Among the most noticeable changes: Your actual face is more important than ever. The updated profile includes a larger, more prominent picture, which has the most obvious impact to your page. As a result, you might want to update your profile picture so it’s more professional and polished.
And photography’s not the only skill needed to optimize the new LinkedIn profile; you’ll want to hone your writing chops, too, because the Summary content now stands under a brighter spotlight, as I recently posted here.
The best LinkedIn profiles require the same level of attention as any business website; without the right mix of content, keywords, and other elements, you’re liable to get lost in the fray. Treating the profile as just an online version of your old-school resume is a rookie mistake.
You want to craft your profile as you do you website … with keywords so people find you through search and a strong call to action so they take the next step with you.
An honest, robust summary is also critical because users are increasingly using LinkedIn to do their homework on people they do business with in a variety of contexts. And for most of us, it’s the top part of our profile and our first chance after our headline to draw our audience into our profile.
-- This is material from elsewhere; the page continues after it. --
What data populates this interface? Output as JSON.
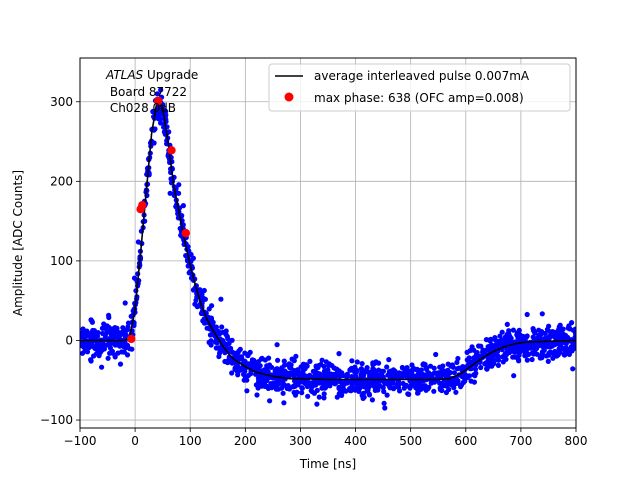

Your audience uses your LinkedIn profile as a way to research and feel more comfortable with you as a business owner and entrepreneur. You need to take the 3 seconds viewers initially give you to engage them on your profile to really showcase yourself. Now that the summary is so front-and-center, you can’t just not fill it out or copy-paste your introduction from your resume. It’s just not going to cut it anymore.
LinkedIn’s profile updates are part of a broader site-wide reboot that includes the recent redesign of the homepage and the launch earlier this year of LinkedIn Today, the company’s social news service. Expect more changes to come, including more updates to the profile page.
“We are focused on making it easier for LinkedIn members to get more value out of the services we offer by creating simpler, more relevant, more social experiences,” a LinkedIn spokeswoman said via email. “This new look-and-feel to the profile is the first step of many more exciting changes to come to the LinkedIn profile later this year.”
Another significant change: Job titles no longer appear in the brief overview that appears next to the photo–only the names of current and recent employers, as well as educational institutions, are listed. In general, that light-gray area atop the profile is much smaller than in the past.
Contact information, including websites, email, Twitter handle, and phone number, are now housed behind a Contact button just beneath the photo and brief overview. Users need to click to reveal them, as I mentioned here last week.
This makes it actually easier to take the next step to go outside of LinkedIn. To be success on LinkedIn you need to move beyond it. If you want to forge relationships, you can’t do that strictly online. You have to call that person up and talk to them directly. That’s what’s going to separate you and lead you to future success.
The space freed up by these tweaks enables the heavier emphasis on the Summary section, as I mentioned here last week, which means it’s time to revisit what yours includes if you haven’t already done so. Even on LinkedIn, content is king … tell a story, hook people and motivate them to take the next step with you.